Crypto markets are quiet as traders assess the damage and consequences of recent loan liquidations, bail-outs, and pending bankruptcies. Despite many calling for BTC to outperform on the way back up, due to a continuation of flight to quality, in fact the reverse has happened. It appears the market is still nervous of further BTC liquidations, a risk which does not hang over the alts. Consequently, majors have remained range bound with an underlying bid tone in low volume trading: BTC traded mostly within $19,750 / $21,750 all week (major resistance at $22,750); while ETH trended all week to a Sunday high around $1,280 (major resistance at $1,300). Some alts have recovered remarkably well, with SOL (+20%), MATIC (+30%), SHIB (+35%), DOG (+25%), UNI (+35%) amongst the better performers.
Our flow data this week shows that our buyers have again come primarily from APAC and EMEA clients, with America’s clients marginal sellers. By client type, our main buyers have been banks and funds, with other clients showing no strong bias. Broken out by coin, we have seen a bias to buy BTC (52.6% buyers) and to sell ETH (52.7% sellers); and in alts we have had strong buying of SOL, LINK, UNI, AVAX, and XLM, and strong selling in XRP, LTC, ADA, and DOT.
Futures basis in BTC has recovered on most exchanges, with 1m basis recovering from -1% to +1% on most major exchanges, but the OTC lend/borrow market remains very quiet.
Implied vols have softened considerably over the past week, with 1 month BTC ATM volatility dropping 10 vols to 80%, and the equivalent in ETH down 15 to 95%. Risk reversals may be trying to tell us something more interesting. While mid curve riskies have stayed bid at around 12 vols puts, the very front has come off hard, with 01 July 25delta r/r trading only 5 vols puts, and 15 July only 10 vols puts. Clearly there is some urgency amongst traders to hedge against the risk on a break higher through the aforementioned resistance levels.
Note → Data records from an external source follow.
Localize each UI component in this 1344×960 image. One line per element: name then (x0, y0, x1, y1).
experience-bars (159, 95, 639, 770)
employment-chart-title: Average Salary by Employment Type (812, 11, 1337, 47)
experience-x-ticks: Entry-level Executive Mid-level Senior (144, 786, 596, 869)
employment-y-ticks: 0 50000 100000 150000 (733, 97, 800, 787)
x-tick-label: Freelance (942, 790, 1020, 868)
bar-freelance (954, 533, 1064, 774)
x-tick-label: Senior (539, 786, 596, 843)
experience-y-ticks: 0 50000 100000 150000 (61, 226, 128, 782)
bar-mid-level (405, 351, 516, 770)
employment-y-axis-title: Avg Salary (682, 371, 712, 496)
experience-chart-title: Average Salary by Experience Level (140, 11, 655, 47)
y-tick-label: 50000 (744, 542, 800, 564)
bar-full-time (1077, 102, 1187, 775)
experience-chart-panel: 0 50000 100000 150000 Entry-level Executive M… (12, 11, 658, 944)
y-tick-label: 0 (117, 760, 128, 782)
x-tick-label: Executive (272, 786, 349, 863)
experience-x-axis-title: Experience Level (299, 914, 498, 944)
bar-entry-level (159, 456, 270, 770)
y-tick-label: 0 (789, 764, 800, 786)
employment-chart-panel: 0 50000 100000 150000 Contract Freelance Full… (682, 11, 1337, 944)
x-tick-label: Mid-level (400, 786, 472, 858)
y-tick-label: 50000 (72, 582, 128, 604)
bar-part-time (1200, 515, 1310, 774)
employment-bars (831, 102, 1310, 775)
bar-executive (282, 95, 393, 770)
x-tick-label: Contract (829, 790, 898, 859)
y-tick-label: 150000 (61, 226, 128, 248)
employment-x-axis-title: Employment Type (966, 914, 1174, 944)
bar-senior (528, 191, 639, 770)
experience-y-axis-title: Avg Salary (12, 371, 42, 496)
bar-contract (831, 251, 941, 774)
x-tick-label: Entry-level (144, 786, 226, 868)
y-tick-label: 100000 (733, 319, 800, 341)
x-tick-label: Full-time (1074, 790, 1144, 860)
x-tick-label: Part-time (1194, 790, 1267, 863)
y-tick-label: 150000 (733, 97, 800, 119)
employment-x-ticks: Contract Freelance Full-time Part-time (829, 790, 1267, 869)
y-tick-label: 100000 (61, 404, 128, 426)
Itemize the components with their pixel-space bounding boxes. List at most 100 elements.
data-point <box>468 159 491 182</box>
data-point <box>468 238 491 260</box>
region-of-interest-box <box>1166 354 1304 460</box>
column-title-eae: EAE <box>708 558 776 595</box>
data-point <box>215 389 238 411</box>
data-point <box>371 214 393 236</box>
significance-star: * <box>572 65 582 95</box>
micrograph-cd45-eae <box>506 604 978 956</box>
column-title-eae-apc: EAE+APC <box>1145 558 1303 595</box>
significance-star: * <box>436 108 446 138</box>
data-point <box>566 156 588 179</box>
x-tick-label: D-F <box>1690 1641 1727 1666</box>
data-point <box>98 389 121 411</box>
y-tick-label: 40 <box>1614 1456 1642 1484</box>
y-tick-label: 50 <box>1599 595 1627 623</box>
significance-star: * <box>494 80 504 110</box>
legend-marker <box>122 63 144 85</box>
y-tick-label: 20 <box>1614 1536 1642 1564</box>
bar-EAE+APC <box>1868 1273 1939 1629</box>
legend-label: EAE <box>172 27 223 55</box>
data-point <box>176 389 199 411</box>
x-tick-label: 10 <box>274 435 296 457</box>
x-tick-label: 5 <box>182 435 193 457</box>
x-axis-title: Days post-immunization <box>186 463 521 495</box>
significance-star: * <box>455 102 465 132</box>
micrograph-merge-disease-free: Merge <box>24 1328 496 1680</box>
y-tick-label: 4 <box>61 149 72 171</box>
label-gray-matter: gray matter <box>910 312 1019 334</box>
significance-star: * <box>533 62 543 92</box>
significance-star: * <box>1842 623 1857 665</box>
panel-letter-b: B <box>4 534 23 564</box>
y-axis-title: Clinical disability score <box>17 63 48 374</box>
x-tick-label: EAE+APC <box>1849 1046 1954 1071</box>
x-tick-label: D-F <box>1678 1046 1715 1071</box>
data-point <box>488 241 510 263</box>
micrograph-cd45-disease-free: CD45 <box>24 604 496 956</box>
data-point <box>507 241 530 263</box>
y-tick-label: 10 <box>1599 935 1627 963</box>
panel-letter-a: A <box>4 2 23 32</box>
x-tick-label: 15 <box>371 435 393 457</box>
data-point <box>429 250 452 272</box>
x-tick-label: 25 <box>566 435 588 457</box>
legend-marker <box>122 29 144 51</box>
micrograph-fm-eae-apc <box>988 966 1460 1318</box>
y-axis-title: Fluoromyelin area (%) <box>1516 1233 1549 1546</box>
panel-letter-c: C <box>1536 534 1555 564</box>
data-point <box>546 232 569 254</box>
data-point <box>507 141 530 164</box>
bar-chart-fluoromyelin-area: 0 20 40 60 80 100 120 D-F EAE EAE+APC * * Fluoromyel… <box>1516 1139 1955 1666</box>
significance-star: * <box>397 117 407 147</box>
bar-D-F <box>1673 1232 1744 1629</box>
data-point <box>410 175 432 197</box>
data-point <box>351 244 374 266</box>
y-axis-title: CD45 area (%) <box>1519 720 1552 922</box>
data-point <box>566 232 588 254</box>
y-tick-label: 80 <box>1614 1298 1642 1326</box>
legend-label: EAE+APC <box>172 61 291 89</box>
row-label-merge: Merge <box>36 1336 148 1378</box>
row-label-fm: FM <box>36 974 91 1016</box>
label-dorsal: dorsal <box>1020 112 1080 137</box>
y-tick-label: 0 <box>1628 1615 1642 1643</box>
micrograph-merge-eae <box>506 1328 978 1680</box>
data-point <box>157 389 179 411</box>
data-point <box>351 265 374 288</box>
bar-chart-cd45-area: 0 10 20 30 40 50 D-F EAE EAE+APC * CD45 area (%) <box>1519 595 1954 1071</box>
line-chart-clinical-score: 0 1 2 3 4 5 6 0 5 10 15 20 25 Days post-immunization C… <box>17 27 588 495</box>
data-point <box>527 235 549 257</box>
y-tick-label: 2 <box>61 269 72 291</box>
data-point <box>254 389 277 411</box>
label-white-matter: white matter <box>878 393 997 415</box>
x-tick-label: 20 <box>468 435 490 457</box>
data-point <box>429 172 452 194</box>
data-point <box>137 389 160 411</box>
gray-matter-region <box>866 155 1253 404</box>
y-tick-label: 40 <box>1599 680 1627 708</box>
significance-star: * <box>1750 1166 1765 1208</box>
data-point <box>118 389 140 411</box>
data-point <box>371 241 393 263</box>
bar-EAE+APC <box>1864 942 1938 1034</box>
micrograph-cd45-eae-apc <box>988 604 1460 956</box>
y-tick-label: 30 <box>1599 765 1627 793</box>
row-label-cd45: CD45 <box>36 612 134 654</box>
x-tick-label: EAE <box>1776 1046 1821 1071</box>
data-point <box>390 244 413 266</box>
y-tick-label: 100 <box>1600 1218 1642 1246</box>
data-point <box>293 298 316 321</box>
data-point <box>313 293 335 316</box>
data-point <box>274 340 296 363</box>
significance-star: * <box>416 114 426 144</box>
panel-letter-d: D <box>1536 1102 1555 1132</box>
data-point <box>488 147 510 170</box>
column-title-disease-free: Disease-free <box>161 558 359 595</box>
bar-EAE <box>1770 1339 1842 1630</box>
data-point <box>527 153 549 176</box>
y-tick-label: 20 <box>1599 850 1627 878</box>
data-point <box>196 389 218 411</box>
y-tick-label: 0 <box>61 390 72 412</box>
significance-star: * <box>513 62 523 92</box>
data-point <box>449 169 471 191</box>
The market will focus primarily on US core PCE numbers for May, out on Thursday this week. Judging by the market’s reaction to the CPI data on 10 June, any indication that core inflation has peaked already would cause interest rate expectations to fall and risk assets to rally. In crypto, traders will continue to focus on credit risks in the market, and the probability of more liquidations on spot price weakness.